Warum Hunde nie Kastanien essen dürfen

Der Herbst ist da! Wenn Ihr mit Eurem Hund spazieren geht, freut der sich tierisch über das Toben im knisternden Laub. Und viele Hunde spielen auch gerne mit den Kastanien, die am Boden liegen. Aber Achtung Hunde dürfen auf keinen Fall Rosskastanien verschlucken, denn das kann für sie tödlich enden.

Darmverschluss bei Hunden wegen Kastanien

Durch ihre runde, glatte, seidige Oberfläche rutschen Kastanien ohne Probleme vom Rachen in den Magen. Dort wird die Oberfläche von den Verdauungssäften zersetzt. So werden sie aufgeraut, wodurch sie nur noch schwer durch den Verdauungstrakt rutschen. Leidet euer Hund unter Bauchschmerzen, Schläfrigkeit oder Verdauungsproblemen wie Verstopfung, Durchfall oder Erbrechen, solltet Ihr schnellstmöglich zum Tierarzt mit ihm.

Vergiftung durch Kastanien bei Hunden

Falls der Hund die Kastanien zerbeißt, werden die Inhaltsstoffe der Nuss freigesetzt.

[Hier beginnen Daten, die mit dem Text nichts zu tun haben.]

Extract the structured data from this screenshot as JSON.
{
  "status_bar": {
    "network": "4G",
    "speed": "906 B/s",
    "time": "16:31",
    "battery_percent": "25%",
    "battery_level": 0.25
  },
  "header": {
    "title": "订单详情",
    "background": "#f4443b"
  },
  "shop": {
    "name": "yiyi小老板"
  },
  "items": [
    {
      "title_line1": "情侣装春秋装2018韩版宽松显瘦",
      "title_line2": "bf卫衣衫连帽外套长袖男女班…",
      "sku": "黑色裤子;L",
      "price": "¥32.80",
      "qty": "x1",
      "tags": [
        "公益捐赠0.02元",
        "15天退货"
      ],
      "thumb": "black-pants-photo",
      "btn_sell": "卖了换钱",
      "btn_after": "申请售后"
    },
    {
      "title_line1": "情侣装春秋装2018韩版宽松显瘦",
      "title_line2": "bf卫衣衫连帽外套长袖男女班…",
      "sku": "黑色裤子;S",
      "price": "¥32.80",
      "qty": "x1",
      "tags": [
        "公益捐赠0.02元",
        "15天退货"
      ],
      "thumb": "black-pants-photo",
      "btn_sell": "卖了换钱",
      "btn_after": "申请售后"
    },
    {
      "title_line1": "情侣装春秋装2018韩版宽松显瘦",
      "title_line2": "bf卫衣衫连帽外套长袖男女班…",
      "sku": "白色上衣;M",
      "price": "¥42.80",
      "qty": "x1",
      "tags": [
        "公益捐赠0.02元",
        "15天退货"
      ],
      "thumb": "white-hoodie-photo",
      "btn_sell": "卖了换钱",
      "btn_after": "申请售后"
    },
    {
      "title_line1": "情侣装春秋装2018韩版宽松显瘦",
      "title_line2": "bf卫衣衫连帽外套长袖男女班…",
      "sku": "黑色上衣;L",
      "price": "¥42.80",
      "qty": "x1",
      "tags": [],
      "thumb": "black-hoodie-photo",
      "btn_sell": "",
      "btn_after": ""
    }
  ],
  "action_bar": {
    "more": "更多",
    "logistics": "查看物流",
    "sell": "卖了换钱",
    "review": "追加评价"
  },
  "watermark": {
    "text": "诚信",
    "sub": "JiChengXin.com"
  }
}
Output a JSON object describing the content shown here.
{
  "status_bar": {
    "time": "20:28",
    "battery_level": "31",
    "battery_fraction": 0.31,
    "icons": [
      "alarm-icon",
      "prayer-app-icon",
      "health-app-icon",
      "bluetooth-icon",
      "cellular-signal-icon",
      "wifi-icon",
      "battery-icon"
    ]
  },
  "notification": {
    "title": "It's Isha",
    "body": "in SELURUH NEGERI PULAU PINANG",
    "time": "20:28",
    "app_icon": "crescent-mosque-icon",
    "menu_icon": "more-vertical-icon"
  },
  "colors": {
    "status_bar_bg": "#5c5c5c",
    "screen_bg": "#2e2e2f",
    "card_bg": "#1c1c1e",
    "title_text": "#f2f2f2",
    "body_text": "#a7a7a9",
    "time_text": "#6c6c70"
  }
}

Vor allem die seifenartigen Saponine sind giftig und können im schlimmsten Fall zu Vergiftungserscheinungen führen. Die Symptome sind ebenfalls Magen- und Darmprobleme sowie Durchfall oder Erbrechen beim Hund. Auch dann heißt es, so schnell wie möglich zum Tierarzt.